# 🛒 Sales & Customer Behaviour Insights – Green Cart Ltd.
**Analysis using Jupyter (Python) and SQL**

This notebook explores sales and customer behaviour for Green Cart Ltd., a UK-based eco-friendly e-commerce company. The goal is to provide actionable insights to support marketing and operational decisions.

## 📥 Task 1: Load the Data

We begin by importing the necessary libraries and loading the three datasets into separate DataFrames.

In [None]:
import pandas as pd
import numpy as np

sales_df = pd.read_csv("sales_data.csv")
product_df = pd.read_csv("product_info.csv")
customer_df = pd.read_csv("customer_info.csv")

print("✅ Data loaded successfully")

## 🧹 Task 2: Clean the Data

Data cleaning includes standardising text format, converting date columns, handling missing values, and removing duplicates.

In [None]:
# Standardise text formatting
sales_df['delivery_status'] = sales_df['delivery_status'].str.strip().str.title()
sales_df['payment_method'] = sales_df['payment_method'].str.strip().str.title()
sales_df['region'] = sales_df['region'].str.strip().str.title()

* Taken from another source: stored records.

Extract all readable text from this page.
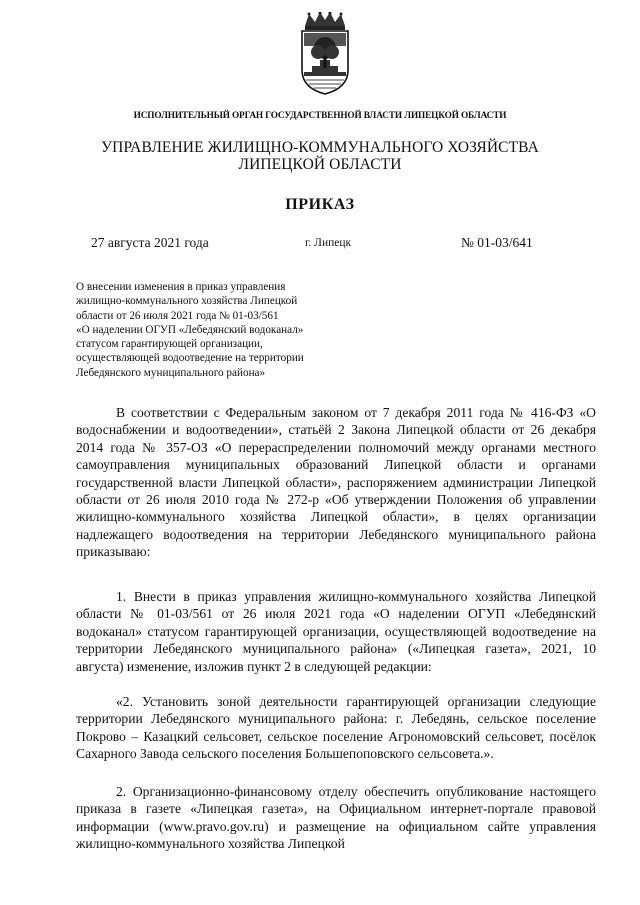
ИСПОЛНИТЕЛЬНЫЙ ОРГАН ГОСУДАРСТВЕННОЙ ВЛАСТИ ЛИПЕЦКОЙ ОБЛАСТИ
УПРАВЛЕНИЕ ЖИЛИЩНО-КОММУНАЛЬНОГО ХОЗЯЙСТВА
ЛИПЕЦКОЙ ОБЛАСТИ
ПРИКАЗ
27 августа 2021 года	г. Липецк	№ 01-03/641
О внесении изменения в приказ управления
жилищно-коммунального хозяйства Липецкой
области от 26 июля 2021 года № 01-03/561
«О наделении ОГУП «Лебедянский водоканал»
статусом гарантирующей организации,
осуществляющей водоотведение на территории
Лебедянского муниципального района»

В соответствии с Федеральным законом от 7 декабря 2011 года № 416-ФЗ «О водоснабжении и водоотведении», статьёй 2 Закона Липецкой области от 26 декабря 2014 года № 357-ОЗ «О перераспределении полномочий между органами местного самоуправления муниципальных образований Липецкой области и органами государственной власти Липецкой области», распоряжением администрации Липецкой области от 26 июля 2010 года № 272-р «Об утверждении Положения об управлении жилищно-коммунального хозяйства Липецкой области», в целях организации надлежащего водоотведения на территории Лебедянского муниципального района приказываю:

1. Внести в приказ управления жилищно-коммунального хозяйства Липецкой области № 01-03/561 от 26 июля 2021 года «О наделении ОГУП «Лебедянский водоканал» статусом гарантирующей организации, осуществляющей водоотведение на территории Лебедянского муниципального района» («Липецкая газета», 2021, 10 августа) изменение, изложив пункт 2 в следующей редакции:

«2. Установить зоной деятельности гарантирующей организации следующие территории Лебедянского муниципального района: г. Лебедянь, сельское поселение Покрово – Казацкий сельсовет, сельское поселение Агрономовский сельсовет, посёлок Сахарного Завода сельского поселения Большепоповского сельсовета.».

2. Организационно-финансовому отделу обеспечить опубликование настоящего приказа в газете «Липецкая газета», на Официальном интернет-портале правовой информации (www.pravo.gov.ru) и размещение на официальном сайте управления жилищно-коммунального хозяйства Липецкой
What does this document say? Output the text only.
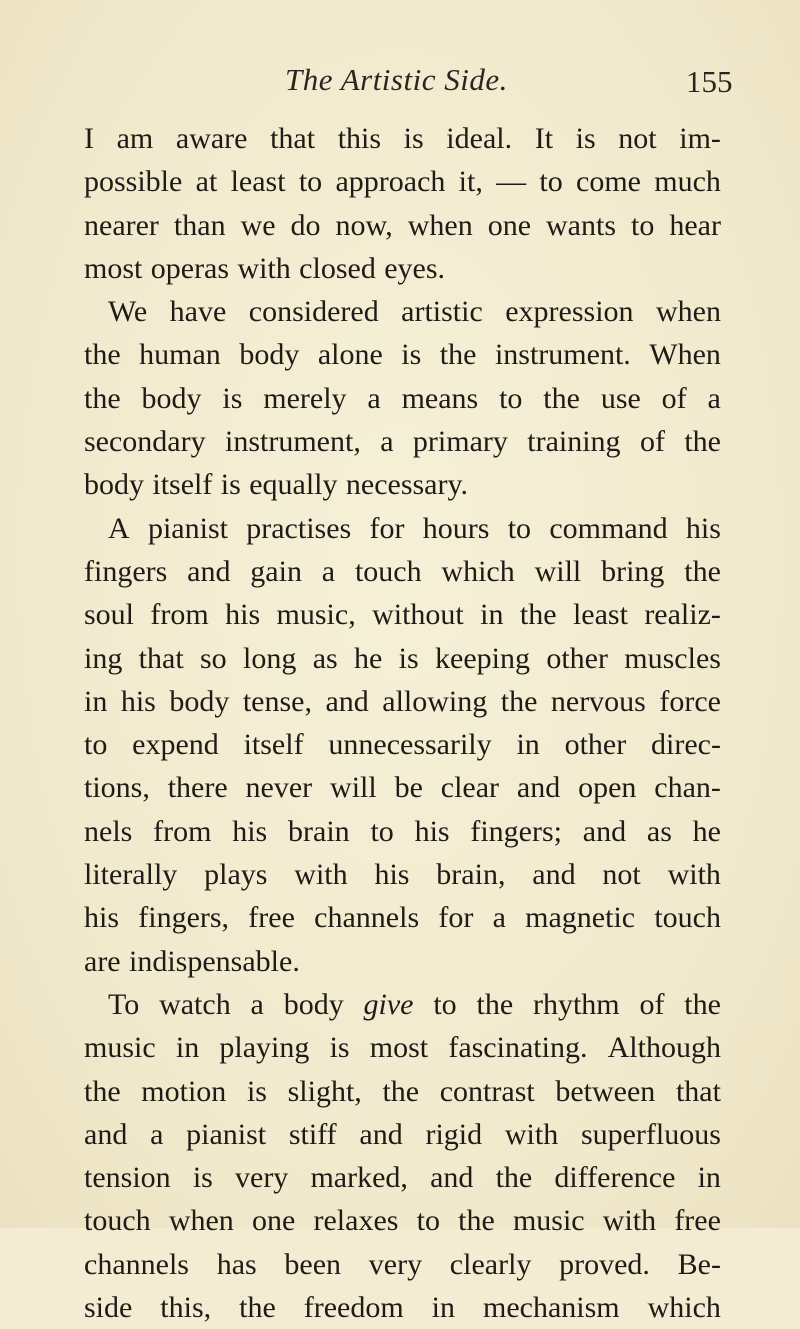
The Artistic Side.	155
I am aware that this is ideal. It is not im-
possible at least to approach it, — to come much
nearer than we do now, when one wants to hear
most operas with closed eyes.
We have considered artistic expression when
the human body alone is the instrument. When
the body is merely a means to the use of a
secondary instrument, a primary training of the
body itself is equally necessary.
A pianist practises for hours to command his
fingers and gain a touch which will bring the
soul from his music, without in the least realiz-
ing that so long as he is keeping other muscles
in his body tense, and allowing the nervous force
to expend itself unnecessarily in other direc-
tions, there never will be clear and open chan-
nels from his brain to his fingers; and as he
literally plays with his brain, and not with
his fingers, free channels for a magnetic touch
are indispensable.
To watch a body give to the rhythm of the
music in playing is most fascinating. Although
the motion is slight, the contrast between that
and a pianist stiff and rigid with superfluous
tension is very marked, and the difference in
touch when one relaxes to the music with free
channels has been very clearly proved. Be-
side this, the freedom in mechanism which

customer_df['gender'] = customer_df['gender'].str.strip().str.title()
customer_df['region'] = customer_df['region'].str.strip().str.title()
customer_df['loyalty_tier'] = customer_df['loyalty_tier'].str.strip().str.title()

# Convert dates
sales_df['order_date'] = pd.to_datetime(sales_df['order_date'], errors='coerce')
product_df['launch_date'] = pd.to_datetime(product_df['launch_date'], errors='coerce')
customer_df['signup_date'] = pd.to_datetime(customer_df['signup_date'], errors='coerce')

# Handle missing values
sales_df['discount_applied'] = sales_df['discount_applied'].fillna(0.0)
sales_df = sales_df.dropna(subset=['order_id', 'customer_id', 'product_id', 'order_date'])

customer_df['loyalty_tier'] = customer_df['loyalty_tier'].fillna('Unknown')
customer_df['region'] = customer_df['region'].fillna('Unknown')
customer_df['email'] = customer_df['email'].fillna('unknown@unknown.com')

# Remove duplicates
sales_df = sales_df.drop_duplicates(subset=['order_id'])
product_df = product_df.drop_duplicates(subset=['product_id'])
customer_df = customer_df.drop_duplicates(subset=['customer_id'])

# Validate numeric fields
sales_df['quantity'] = pd.to_numeric(sales_df['quantity'], errors='coerce')
sales_df = sales_df[sales_df['quantity'] >= 0]
sales_df = sales_df[sales_df['unit_price'] >= 0]
sales_df = sales_df[sales_df['discount_applied'].between(0, 1)]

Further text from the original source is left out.